NEW YORK (Reuters) – Companies across a range of industries are slashing or suspending dividends to cope with the economic fallout from the coronavirus outbreak, complicating the stock selection process for money managers eager to buttress their portfolios with a steady stream of income.
The past week’s plunge in oil prices has potentially accelerated that process, raising concerns about the rock-steady dividends of companies such as Exxon Mobil (XOM.N) and Chevron Corp (CVX.N), which are set to report results on Friday, May 1.
The S&P 500 dividend aristocrats index .SPDAUDT, which tracks companies that have increased dividends annually for the past 25 years and includes Exxon and Chevron, has fallen about 19% so far in 2020 as of Thursday, greater than the 12.9% drop over that time for the S&P 500 total return index .SPXTR.
That’s bad news for yield-thirsty investors at a time when payouts on U.S Treasuries stand near historic lows as the Federal Reserve keeps interest rates in check to stimulate the economy.
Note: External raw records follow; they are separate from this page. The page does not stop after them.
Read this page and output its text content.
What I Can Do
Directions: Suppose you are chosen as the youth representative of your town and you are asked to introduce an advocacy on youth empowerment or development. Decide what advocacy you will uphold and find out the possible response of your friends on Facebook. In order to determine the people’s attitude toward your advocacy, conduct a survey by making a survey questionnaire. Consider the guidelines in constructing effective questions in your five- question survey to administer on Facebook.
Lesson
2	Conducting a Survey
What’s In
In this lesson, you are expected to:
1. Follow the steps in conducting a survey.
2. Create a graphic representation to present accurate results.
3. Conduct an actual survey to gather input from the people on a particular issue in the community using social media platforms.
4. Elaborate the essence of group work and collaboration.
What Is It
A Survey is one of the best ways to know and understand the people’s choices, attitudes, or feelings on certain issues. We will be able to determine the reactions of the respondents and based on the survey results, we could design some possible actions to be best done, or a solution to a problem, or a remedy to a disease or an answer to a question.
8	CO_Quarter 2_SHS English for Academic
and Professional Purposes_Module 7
The S&P 500’s dividend yield recently exceeded the yield on the benchmark 10-year U.S. Treasury US10YT=RR by its highest margin in nearly five decades.
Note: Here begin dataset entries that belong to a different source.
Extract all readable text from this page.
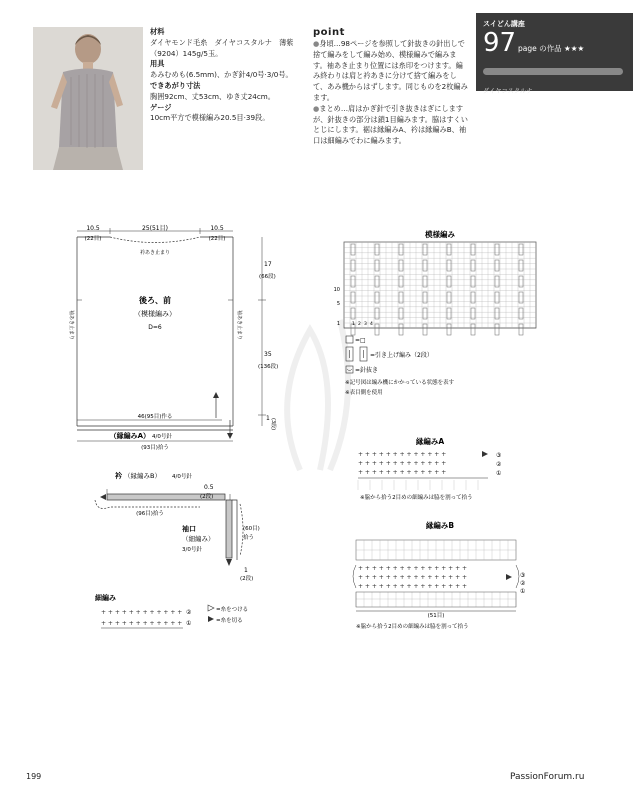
材料
ダイヤモンド毛糸　ダイヤコスタルナ　薄紫（9204）145g/5玉。
用具
あみむめも(6.5mm)、かぎ針4/0号·3/0号。
できあがり寸法
胸囲92cm、丈53cm、ゆき丈24cm。
ゲージ
10cm平方で模様編み20.5目·39段。
point
●身頃…98ページを参照して針抜きの針出しで捨て編みをして編み始め、模様編みで編みます。袖あき止まり位置には糸印をつけます。編み終わりは肩と衿あきに分けて捨て編みをして、あみ機からはずします。同じものを2枚編みます。
●まとめ…肩はかぎ針で引き抜きはぎにしますが、針抜きの部分は鎖1目編みます。脇はすくいとじにします。裾は縁編みA、衿は縁編みB、袖口は細編みでわに編みます。
スイどん講座
97 page の作品 ★★★
ダイヤコスタルナ
10.5
(22目)
25(51目)	10.5
(22目)
衿あき止まり
袖あき止まり	袖あき止まり
17
(66段)
35
(136段)
1 (3段)
後ろ、前
（模様編み）
D=6
46(95目)作る
（縁編みA） 4/0号針
(93目)拾う
衿 （縁編みB） 4/0号針
0.5
(2段)
(96目)拾う
袖口
（細編み）
3/0号針
(60目)
拾う
1
(2段)
細編み
+ + + + + + + + + + + +
+ + + + + + + + + + + +
②
①
=糸をつける
=糸を切る
模様編み
10
5
1	1 2 3 4
=□
=引き上げ編み（2段）
=針抜き
※記号図は編み機にかかっている状態を表す
※表目側を使用
縁編みA
+ + + + + + + + + + + + +
+ + + + + + + + + + + + +
+ + + + + + + + + + + + +
③
②
①
※脇から拾う2目めの細編みは脇を割って拾う
縁編みB
+ + + + + + + + + + + + + + + +
+ + + + + + + + + + + + + + + +
+ + + + + + + + + + + + + + + +
③
②
①
(51目)
※脇から拾う2目めの細編みは脇を割って拾う
199	PassionForum.ru
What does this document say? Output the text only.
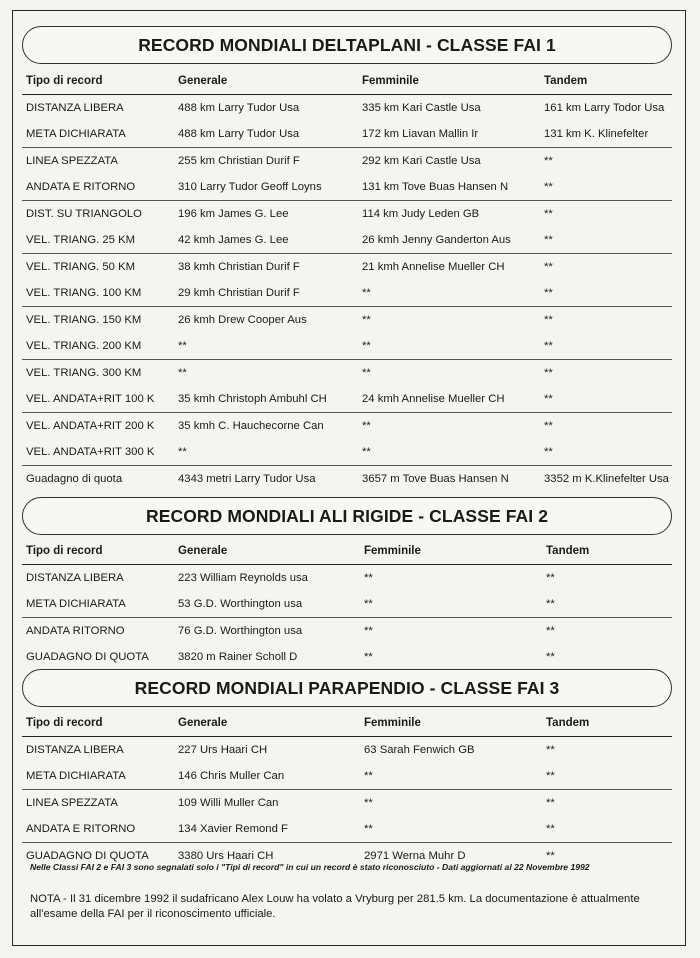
RECORD MONDIALI DELTAPLANI - CLASSE FAI 1
Tipo di record	Generale	Femminile	Tandem
DISTANZA LIBERA	488 km Larry Tudor Usa	335 km Kari Castle Usa	161 km Larry Todor Usa
META DICHIARATA	488 km Larry Tudor Usa	172 km Liavan Mallin Ir	131 km K. Klinefelter
LINEA SPEZZATA	255 km Christian Durif F	292 km Kari Castle Usa	**
ANDATA E RITORNO	310 Larry Tudor Geoff Loyns	131 km Tove Buas Hansen N	**
DIST. SU TRIANGOLO	196 km James G. Lee	114 km Judy Leden GB	**
VEL. TRIANG. 25 KM	42 kmh James G. Lee	26 kmh Jenny Ganderton Aus	**
VEL. TRIANG. 50 KM	38 kmh Christian Durif F	21 kmh Annelise Mueller CH	**
VEL. TRIANG. 100 KM	29 kmh Christian Durif F	**	**
VEL. TRIANG. 150 KM	26 kmh Drew Cooper Aus	**	**
VEL. TRIANG. 200 KM	**	**	**
VEL. TRIANG. 300 KM	**	**	**
VEL. ANDATA+RIT 100 K	35 kmh Christoph Ambuhl CH	24 kmh Annelise Mueller CH	**
VEL. ANDATA+RIT 200 K	35 kmh C. Hauchecorne Can	**	**
VEL. ANDATA+RIT 300 K	**	**	**
Guadagno di quota	4343 metri Larry Tudor Usa	3657 m Tove Buas Hansen N	3352 m K.Klinefelter Usa
RECORD MONDIALI ALI RIGIDE - CLASSE FAI 2
Tipo di record	Generale	Femminile	Tandem
DISTANZA LIBERA	223 William Reynolds usa	**	**
META DICHIARATA	53 G.D. Worthington usa	**	**
ANDATA RITORNO	76 G.D. Worthington usa	**	**
GUADAGNO DI QUOTA	3820 m Rainer Scholl D	**	**
RECORD MONDIALI PARAPENDIO - CLASSE FAI 3
Tipo di record	Generale	Femminile	Tandem
DISTANZA LIBERA	227 Urs Haari CH	63 Sarah Fenwich GB	**
META DICHIARATA	146 Chris Muller Can	**	**
LINEA SPEZZATA	109 Willi Muller Can	**	**
ANDATA E RITORNO	134 Xavier Remond F	**	**
GUADAGNO DI QUOTA	3380 Urs Haari CH	2971 Werna Muhr D	**
Nelle Classi FAI 2 e FAI 3 sono segnalati solo i "Tipi di record" in cui un record è stato riconosciuto - Dati aggiornati al 22 Novembre 1992
NOTA - Il 31 dicembre 1992 il sudafricano Alex Louw ha volato a Vryburg per 281.5 km. La documentazione è attualmente all'esame della FAI per il riconoscimento ufficiale.
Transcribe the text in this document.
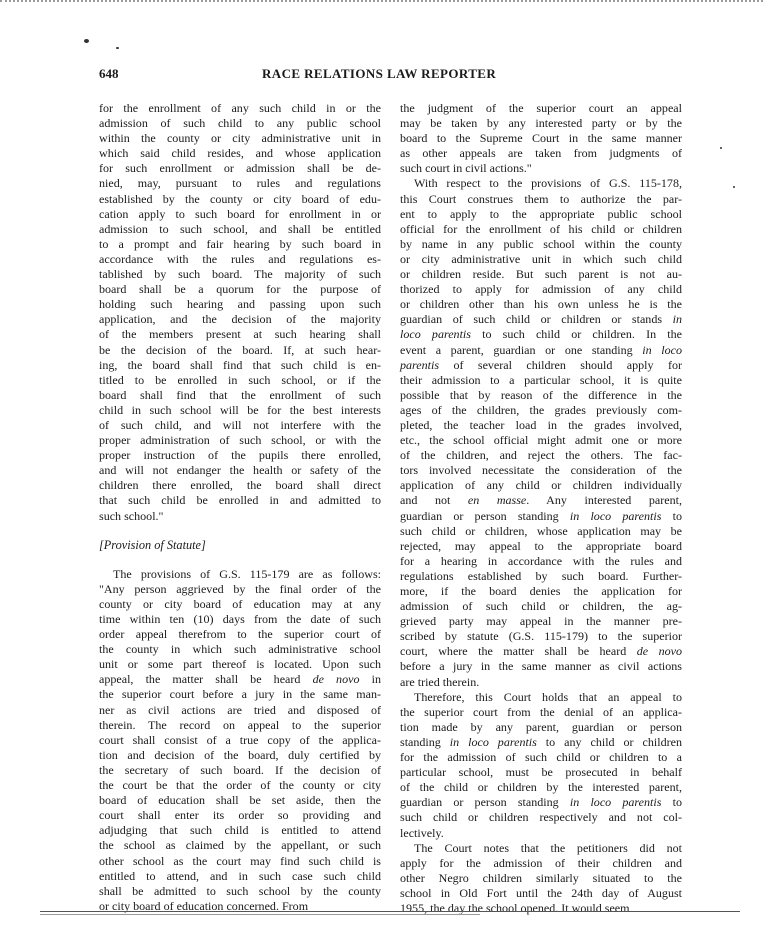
648	RACE RELATIONS LAW REPORTER

for the enrollment of any such child in or the
admission of such child to any public school
within the county or city administrative unit in
which said child resides, and whose application
for such enrollment or admission shall be de-
nied, may, pursuant to rules and regulations
established by the county or city board of edu-
cation apply to such board for enrollment in or
admission to such school, and shall be entitled
to a prompt and fair hearing by such board in
accordance with the rules and regulations es-
tablished by such board. The majority of such
board shall be a quorum for the purpose of
holding such hearing and passing upon such
application, and the decision of the majority
of the members present at such hearing shall
be the decision of the board. If, at such hear-
ing, the board shall find that such child is en-
titled to be enrolled in such school, or if the
board shall find that the enrollment of such
child in such school will be for the best interests
of such child, and will not interfere with the
proper administration of such school, or with the
proper instruction of the pupils there enrolled,
and will not endanger the health or safety of the
children there enrolled, the board shall direct
that such child be enrolled in and admitted to
such school."

[Provision of Statute]

The provisions of G.S. 115-179 are as follows:
"Any person aggrieved by the final order of the
county or city board of education may at any
time within ten (10) days from the date of such
order appeal therefrom to the superior court of
the county in which such administrative school
unit or some part thereof is located. Upon such
appeal, the matter shall be heard de novo in
the superior court before a jury in the same man-
ner as civil actions are tried and disposed of
therein. The record on appeal to the superior
court shall consist of a true copy of the applica-
tion and decision of the board, duly certified by
the secretary of such board. If the decision of
the court be that the order of the county or city
board of education shall be set aside, then the
court shall enter its order so providing and
adjudging that such child is entitled to attend
the school as claimed by the appellant, or such
other school as the court may find such child is
entitled to attend, and in such case such child
shall be admitted to such school by the county
or city board of education concerned. From

the judgment of the superior court an appeal
may be taken by any interested party or by the
board to the Supreme Court in the same manner
as other appeals are taken from judgments of
such court in civil actions."

With respect to the provisions of G.S. 115-178,
this Court construes them to authorize the par-
ent to apply to the appropriate public school
official for the enrollment of his child or children
by name in any public school within the county
or city administrative unit in which such child
or children reside. But such parent is not au-
thorized to apply for admission of any child
or children other than his own unless he is the
guardian of such child or children or stands in
loco parentis to such child or children. In the
event a parent, guardian or one standing in loco
parentis of several children should apply for
their admission to a particular school, it is quite
possible that by reason of the difference in the
ages of the children, the grades previously com-
pleted, the teacher load in the grades involved,
etc., the school official might admit one or more
of the children, and reject the others. The fac-
tors involved necessitate the consideration of the
application of any child or children individually
and not en masse. Any interested parent,
guardian or person standing in loco parentis to
such child or children, whose application may be
rejected, may appeal to the appropriate board
for a hearing in accordance with the rules and
regulations established by such board. Further-
more, if the board denies the application for
admission of such child or children, the ag-
grieved party may appeal in the manner pre-
scribed by statute (G.S. 115-179) to the superior
court, where the matter shall be heard de novo
before a jury in the same manner as civil actions
are tried therein.

Therefore, this Court holds that an appeal to
the superior court from the denial of an applica-
tion made by any parent, guardian or person
standing in loco parentis to any child or children
for the admission of such child or children to a
particular school, must be prosecuted in behalf
of the child or children by the interested parent,
guardian or person standing in loco parentis to
such child or children respectively and not col-
lectively.

The Court notes that the petitioners did not
apply for the admission of their children and
other Negro children similarly situated to the
school in Old Fort until the 24th day of August
1955, the day the school opened. It would seem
“In times like these, financial strength and dividends are two of the critical components in making your investment selections,” said Alan Lancz, president of investment advisory firm Alan B. Lancz & Associates Inc. “It’s not just the dividend yield, but the sustainability of that dividend.”
Lancz added to positions in stocks such as UPS (UPS.N), Cisco (CSCO.O) and Merck (MRK.N) during the market’s swoon, in part because of those companies’ financial strength and dividends.
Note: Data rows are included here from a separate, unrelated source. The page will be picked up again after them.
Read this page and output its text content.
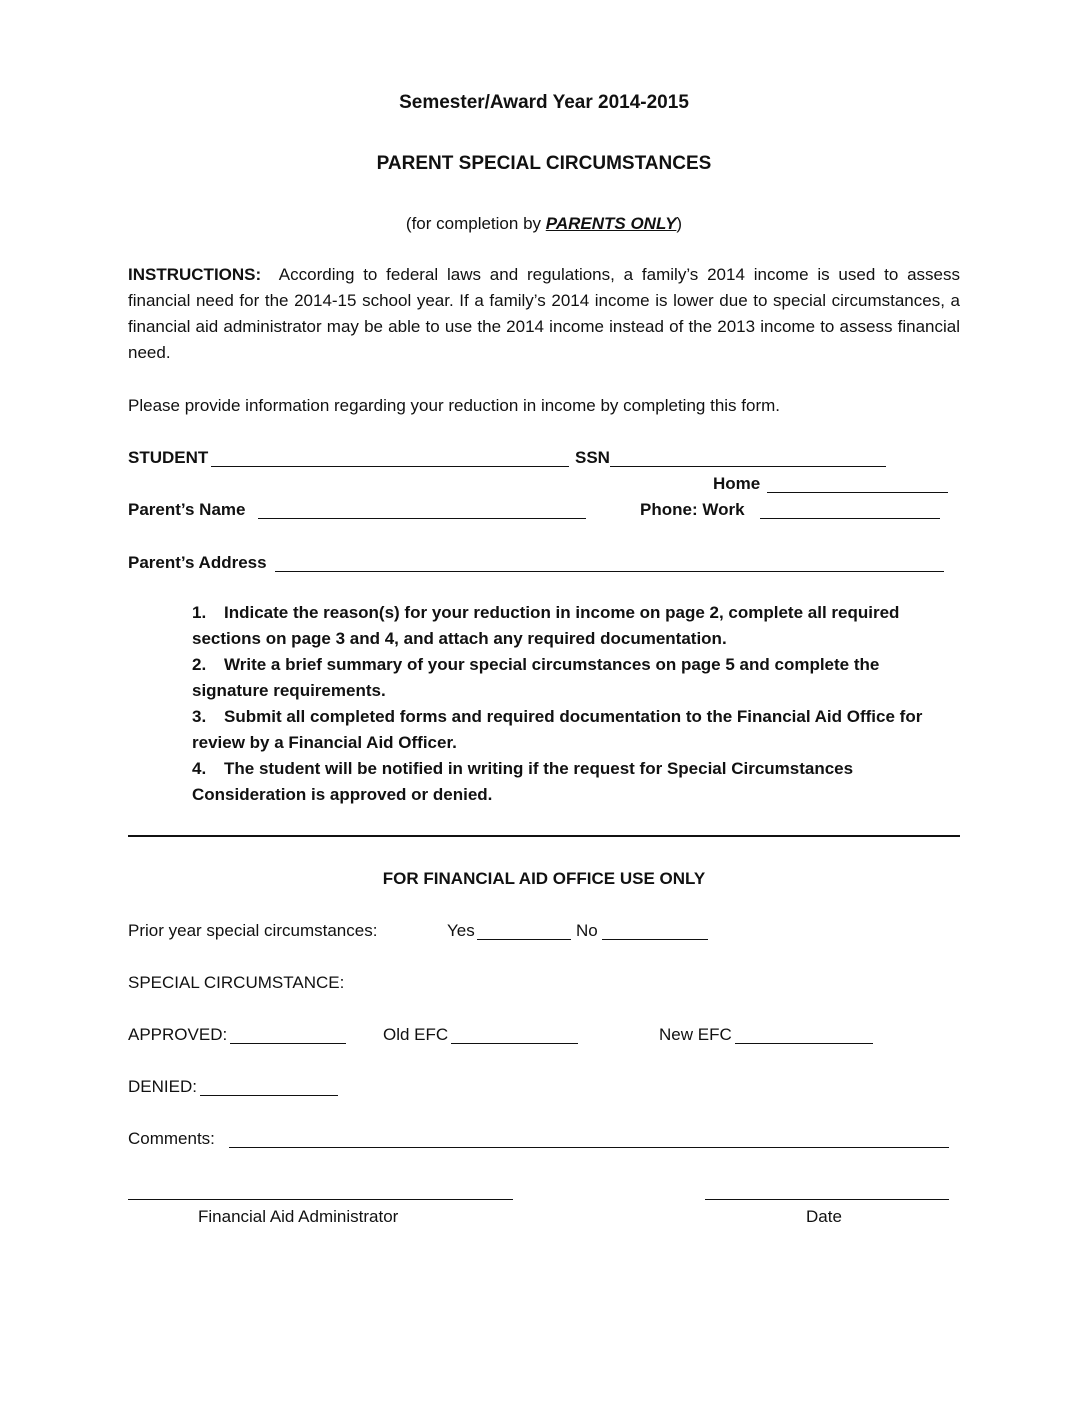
Semester/Award Year 2014-2015
PARENT SPECIAL CIRCUMSTANCES
(for completion by PARENTS ONLY)
INSTRUCTIONS: According to federal laws and regulations, a family’s 2014 income is used to assess financial need for the 2014-15 school year. If a family’s 2014 income is lower due to special circumstances, a financial aid administrator may be able to use the 2014 income instead of the 2013 income to assess financial need.
Please provide information regarding your reduction in income by completing this form.
STUDENT	SSN
Home
Parent’s Name	Phone: Work
Parent’s Address
1. Indicate the reason(s) for your reduction in income on page 2, complete all required sections on page 3 and 4, and attach any required documentation.
2. Write a brief summary of your special circumstances on page 5 and complete the signature requirements.
3. Submit all completed forms and required documentation to the Financial Aid Office for review by a Financial Aid Officer.
4. The student will be notified in writing if the request for Special Circumstances Consideration is approved or denied.
FOR FINANCIAL AID OFFICE USE ONLY
Prior year special circumstances:	Yes	No
SPECIAL CIRCUMSTANCE:
APPROVED:	Old EFC	New EFC
DENIED:
Comments:
Financial Aid Administrator	Date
(GRAPHIC: Dividends dropping – here)
Investors have been particularly focused on the energy patch, where a tumble in oil to negative territory for the first time has pressured a broad range of companies.
Norway’s Equinor (EQNR.OL) said on Thursday it was cutting its quarterly dividend by two-thirds as part of an effort to preserve cash, while oil services firm Schlumberger NV (SLB.N) earlier this month slashed its dividend by 75%.
Exxon’s dividend yield of 8% and Chevron’s of 5.9% are the second- and third-biggest in the Dow Jones Industrial Average .DJI behind only chemical company Dow Inc’s (DOW.N) 8.6%, according to Refinitiv data.
Morningstar equity analyst Allen Good said investors are more concerned about Exxon and Chevron’s dividends than in the past but payouts appeared to be safe for now. Debt levels for both companies remain relatively low while dividends “sit high in the financial priorities list” for management, he said.
AbbVie (ABBV.N), 3M Co (MMM.N) and Aflac (AFL.N), which are in the dividend aristocrats index, are also due to report first-quarter results next week.
Other companies that have recently taken action on their dividends include casino operator Las Vegas Sands (LVS.N), cruise operator Carnival Corp (CCL.N) and apparel retailer Gap Inc (GPS.N), which suspended their payouts.
“This earnings season, where companies have to basically commit to the dividend or not, will determine some potential turnover in the shareholder base,” said Margaret Reid, senior portfolio manager with The Private Bank at Union Bank.
In fact, some companies in areas of the market that have held up well recently raised dividends, including consumer staples companies Costco Wholesale Corp (COST.O) and Procter & Gamble (PG.N) and diversified healthcare company Johnson & Johnson (JNJ.N).
Those companies, however, may be outliers. Goldman Sachs expects S&P 500 .SPX aggregate dividends to fall 23% to $398 billion in 2020 after rising each year over the past decade.
“For some companies to preserve cash flow to ride through the economic downturn, the smart move would be to cut or suspend the dividend now,” said Keith Lerner, chief market strategist at Truist/SunTrust Advisory Services.